Although the American Dream was true for many, it did not always stay true to the noble vision that it was originally intended to be. The American Dream was once an abstract idea—a vision that represented liberty and self-sufficiency. But it soon became more narrowly defined as the pursuit of material wealth. It became synonymous with finding financial success. Criticisms of the American Dream emerged in the 20th century as people started to question the concept. A prominent example is F. Scott Fitzgerald’s celebrated novel “The Great Gatsby.” Detailing the decadence of the prosperous, Gatsby’s novel has become the symbol of how a corrupted view of the American Dream can lead to individual and social demise.

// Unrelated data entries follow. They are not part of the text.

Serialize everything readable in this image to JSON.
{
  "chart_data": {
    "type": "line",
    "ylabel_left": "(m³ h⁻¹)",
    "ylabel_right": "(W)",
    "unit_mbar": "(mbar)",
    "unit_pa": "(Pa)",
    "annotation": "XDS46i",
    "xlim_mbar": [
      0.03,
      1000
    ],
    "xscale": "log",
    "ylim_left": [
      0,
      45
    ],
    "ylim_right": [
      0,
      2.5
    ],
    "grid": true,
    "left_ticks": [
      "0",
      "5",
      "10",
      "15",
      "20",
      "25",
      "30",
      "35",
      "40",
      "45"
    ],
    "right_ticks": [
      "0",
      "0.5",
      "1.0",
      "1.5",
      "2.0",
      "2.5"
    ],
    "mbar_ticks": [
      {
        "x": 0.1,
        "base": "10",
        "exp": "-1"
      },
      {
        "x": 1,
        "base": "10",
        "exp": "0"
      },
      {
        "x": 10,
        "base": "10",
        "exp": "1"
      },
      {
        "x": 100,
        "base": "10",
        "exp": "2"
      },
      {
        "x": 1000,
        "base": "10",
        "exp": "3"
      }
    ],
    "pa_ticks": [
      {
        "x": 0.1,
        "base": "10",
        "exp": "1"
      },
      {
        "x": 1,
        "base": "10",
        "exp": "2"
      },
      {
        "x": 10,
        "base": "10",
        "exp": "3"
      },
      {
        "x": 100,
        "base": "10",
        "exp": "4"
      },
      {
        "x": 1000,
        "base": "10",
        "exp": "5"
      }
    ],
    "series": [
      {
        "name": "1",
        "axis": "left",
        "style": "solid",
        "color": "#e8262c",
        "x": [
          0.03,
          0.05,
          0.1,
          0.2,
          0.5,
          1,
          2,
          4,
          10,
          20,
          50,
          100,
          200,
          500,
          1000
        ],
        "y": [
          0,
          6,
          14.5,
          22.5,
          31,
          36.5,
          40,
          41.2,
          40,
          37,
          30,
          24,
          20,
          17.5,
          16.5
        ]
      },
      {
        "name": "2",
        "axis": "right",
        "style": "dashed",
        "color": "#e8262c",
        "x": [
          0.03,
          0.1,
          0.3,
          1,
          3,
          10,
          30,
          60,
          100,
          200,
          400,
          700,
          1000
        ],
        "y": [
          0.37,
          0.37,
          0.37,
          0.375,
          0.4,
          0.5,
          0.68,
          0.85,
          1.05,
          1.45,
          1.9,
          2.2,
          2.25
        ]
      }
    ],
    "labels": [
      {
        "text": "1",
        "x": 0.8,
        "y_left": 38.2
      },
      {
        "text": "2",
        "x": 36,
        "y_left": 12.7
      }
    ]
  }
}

As the noble aspirations of the American Dream crumbles in the face of the harsh realities facing people, it comes as a question whether people should continue to look up to this uniquely American vision. Some people certainly still do. It may be true that the American Dream will remain. It may also be true that its value lies in its ability to inspire people. But now people must be more open to accepting that it is far from perfect. Only by accepting that it is fundamentally flawed can American society begin to move towards addressing the problems that have made the American Dream a myth for many.